В результате предшествующего анализа Плотин наконец отождествляет материю с Бесконечным — не бесконечным чем-то, а Бесконечным как таковым, в отрыве от любого субъекта, о котором оно может быть предикатом. Мы начали с того, что казалось широким различием между умопостигаемой и чувственной материей. Это различие теперь исчезает в новой и более всеобъемлющей концепции; и в то же время Плотин начинает видеть путь к переформулированию всей своей системы в более ясных терминах. «Бесконечное порождается из бесконечности, или силы, или вечности Единого; не то чтобы в Едином была бесконечность, но оно создано Единым». С первым излиянием энергии из первоисточника вещей начинает существовать материя. Но как только движение и различие начинают жить, они сдерживаются и поворачиваются вспять присутствием Единого; и это отражение силы или бытия на самом себе составляет высшее самосознание Нуса. Порождает ли последующее создание Души новый приток энергии, или часть первоначального потока, который был вызван к существованию Единым, ускользает от сдерживающего самосознания Нуса и продолжает свое движение вперед — об этом Плотин не говорит. Что он действительно говорит, так это то, что Душа находится по отношению к Нусу в отношении материи к форме и возвышается до совершенства, взирая назад на идеи, содержащиеся в Нусе, точно так же, как сам Нус был усовершенствован возвращением к Единому. Но в то время как два высших принципа остаются неподвижными, Душа, помимо порождения нового потока энергии, поворачивается к своему собственному творению, а не к источнику своей жизни. И, по-видимому, только благодаря этой снисходительности с ее стороны мог быть сформирован видимый мир. Мы можем объяснить это, предположив, что по мере того, как поток материи все дальше удаляется от Единого, его способность к саморефлексии постоянно уменьшается и в конце концов полностью прекращается. Именно так субстрат чувственных объектов должен, как мы видели, мыслиться в аспекте пассивного реципиента для форм, наложенных на него Душой; и точно так же, как эти формы являются лишь образом ноэтических идей, так и их материя, говорит нам Плотин, является образом умопостигаемой материи, которая существует в самом Нусе; только образ реализует концепцию материального принципа более полно, чем архетип, из-за своей более негативной и неопределенной природы, причем уменьшение блага эквивалентно увеличению зла.
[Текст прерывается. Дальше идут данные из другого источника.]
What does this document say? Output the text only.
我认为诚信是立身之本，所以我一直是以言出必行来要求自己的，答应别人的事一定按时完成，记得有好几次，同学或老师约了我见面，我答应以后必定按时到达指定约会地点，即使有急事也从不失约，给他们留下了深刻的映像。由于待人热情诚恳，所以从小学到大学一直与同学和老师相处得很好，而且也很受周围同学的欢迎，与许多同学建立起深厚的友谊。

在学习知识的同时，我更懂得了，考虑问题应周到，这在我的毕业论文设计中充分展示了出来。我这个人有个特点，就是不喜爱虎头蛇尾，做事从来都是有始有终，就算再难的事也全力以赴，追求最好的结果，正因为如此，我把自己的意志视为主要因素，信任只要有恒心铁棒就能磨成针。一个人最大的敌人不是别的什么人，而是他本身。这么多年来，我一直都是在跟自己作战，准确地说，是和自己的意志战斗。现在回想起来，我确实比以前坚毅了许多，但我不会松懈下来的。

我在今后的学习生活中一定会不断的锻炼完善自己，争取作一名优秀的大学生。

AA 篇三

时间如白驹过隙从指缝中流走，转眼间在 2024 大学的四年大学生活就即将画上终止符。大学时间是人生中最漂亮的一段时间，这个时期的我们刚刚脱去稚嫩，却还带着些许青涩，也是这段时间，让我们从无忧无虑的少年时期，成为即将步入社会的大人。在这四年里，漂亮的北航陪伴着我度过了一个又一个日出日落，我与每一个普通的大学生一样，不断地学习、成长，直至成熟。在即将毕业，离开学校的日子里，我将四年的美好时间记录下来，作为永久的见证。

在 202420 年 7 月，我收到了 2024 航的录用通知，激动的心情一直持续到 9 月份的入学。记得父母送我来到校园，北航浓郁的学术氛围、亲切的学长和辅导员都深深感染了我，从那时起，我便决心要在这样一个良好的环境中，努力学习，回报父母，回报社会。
Тем не менее Плотин не дает ясного ответа на вопрос, откуда берется эта последняя и низшая материя. Он не хочет сказать, что это эманация от Души, но и не хочет сказать, что это бесформенный остаток элемента, из которого она была сформирована возвращением к Нусу. По правде говоря, он не мог решить, была ли материя чувственных объектов вообще создана. Он колеблется между нежеланием признать, что абсолютное зло может исходить от блага, и нежеланием признать, что они являются со-координированными принципами существования. И, как обычно, когда ему не хватает идей, он помогает себе в этой трудности метафорами. Душа должна продвигаться, и чтобы продвигаться, она должна создать место для себя, а чтобы было место, должно быть тело. Или, опять же, оставаясь неподвижной в самой себе, она посылает великий свет, и с помощью света видит, что за его крайним пределом есть тьма, и придает ее бесформенной субстанции форму.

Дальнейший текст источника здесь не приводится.